By applying standard research grade powdered ginger dissolved in solution to ovarian cell cultures, assistant professor of obstetrics and gynecology J. Rebecca Liu, MD, and her University of Michigan School of Medicine colleagues found that ginger induced cell death through the process of programmed cell suicide known as apoptosis, as well as by autophagy, during which cells digest or attack themselves. Coauthor Jennifer Rhode, MD, who is a gynecologic oncology fellow at the University of Michigan Medical School, stated, "In multiple ovarian cancer cell lines, we found that ginger induced cell death at a similar or better rate than the platinum-based chemotherapy drugs typically used to treat ovarian cancer."
"Most ovarian cancer patients develop recurrent disease that eventually becomes resistant to standard chemotherapy – which is associated with resistance to apoptosis," Dr Liu commented. "If ginger can cause autophagic cell death in addition to apoptosis, it may circumvent resistance to conventional chemotherapy."

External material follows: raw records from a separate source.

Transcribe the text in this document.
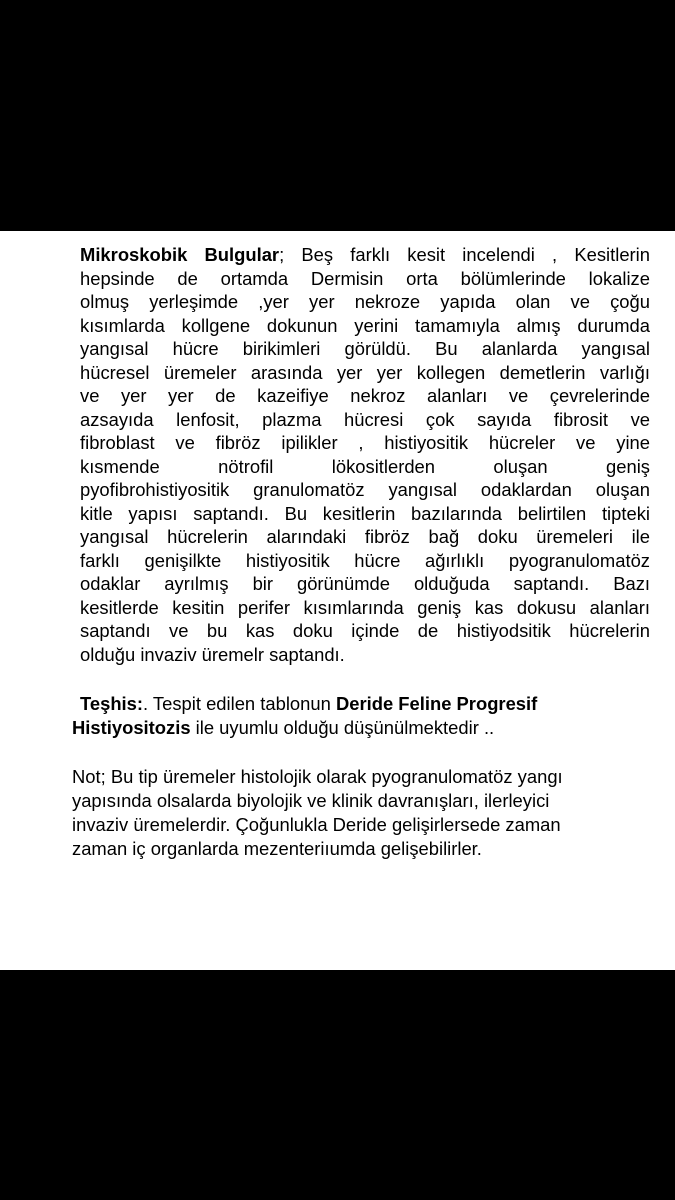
Mikroskobik Bulgular; Beş farklı kesit incelendi , Kesitlerin
hepsinde de ortamda Dermisin orta bölümlerinde lokalize
olmuş yerleşimde ,yer yer nekroze yapıda olan ve çoğu
kısımlarda kollgene dokunun yerini tamamıyla almış durumda
yangısal hücre birikimleri görüldü. Bu alanlarda yangısal
hücresel üremeler arasında yer yer kollegen demetlerin varlığı
ve yer yer de kazeifiye nekroz alanları ve çevrelerinde
azsayıda lenfosit, plazma hücresi çok sayıda fibrosit ve
fibroblast ve fibröz ipilikler , histiyositik hücreler ve yine
kısmende nötrofil lökositlerden oluşan geniş
pyofibrohistiyositik granulomatöz yangısal odaklardan oluşan
kitle yapısı saptandı. Bu kesitlerin bazılarında belirtilen tipteki
yangısal hücrelerin alarındaki fibröz bağ doku üremeleri ile
farklı genişilkte histiyositik hücre ağırlıklı pyogranulomatöz
odaklar ayrılmış bir görünümde olduğuda saptandı. Bazı
kesitlerde kesitin perifer kısımlarında geniş kas dokusu alanları
saptandı ve bu kas doku içinde de histiyodsitik hücrelerin
olduğu invaziv üremelr saptandı.
Teşhis:. Tespit edilen tablonun Deride Feline Progresif
Histiyositozis ile uyumlu olduğu düşünülmektedir ..
Not; Bu tip üremeler histolojik olarak pyogranulomatöz yangı
yapısında olsalarda biyolojik ve klinik davranışları, ilerleyici
invaziv üremelerdir. Çoğunlukla Deride gelişirlersede zaman
zaman iç organlarda mezenteriıumda gelişebilirler.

Dr Liu's team is also investigating the effects of two other natural substances on ovarian cancer: resveratrol and curcumin, as well as researching the effects of ginger in colon cancer and chemotherapy-induced nausea. They plan to test ginger's effect against ovarian cancer in animal studies.
April 3, 2006
Liver cancer cell growth prevented by omega-3 fatty acids
The results of two studies presented on April 3, 2006 at the American Association for Cancer Research's annual meeting revealed that the omega-3 fatty acids eicosapenaenoic acid (EPA) and docosahexaenoic acid (DHA) inhibit the growth of liver cancer cells in culture.
Tong Wu, MD, PhD, who is a member of the division of transplantation pathology at the University of Pittsburgh School of Medicine, and whose laboratory was used to conduct the research explained, "It has been known for some time that omega-3 fatty acids can inhibit certain cancer cells. So, we were interested in determining whether these substances could inhibit liver cancer cells. If so, we also wanted to know by what mechanism this inhibition occurs."
The research team examined the effect of DHA and EPA and the omega-6 fatty acid arachidonic acid in human hepatoceullar cancer cells, a common type of liver cancer. After treating the cells for 12 to 24 hours, they found an inhibition of cell growth dose-dependently associated with EPA and DHA, while arachidonic acid failed to have an effect. They believe that the effect observed in this study was due to apoptosis, or programmed self-destruction, of the cancer cells. In addition, DHA and EPA indirectly reduced levels of the protein beta-catenin, which, when elevated, has been linked to the development of some tumors.
A second experiment looked at the effect of omega-3 and omega-6 fatty acids in cholangiocarcinoma cells, which is an agressive form of liver cancer, and discovered a similar ability of omega-3 fatty acids to inhibit cell growth and lower beta-catenin.
"Our finding that omega-3 fatty acids can decrease levels of beta-catenin is further evidence that these compounds have the ability to interact on several points of pathways involved in tumor progression," Dr Wu concluded.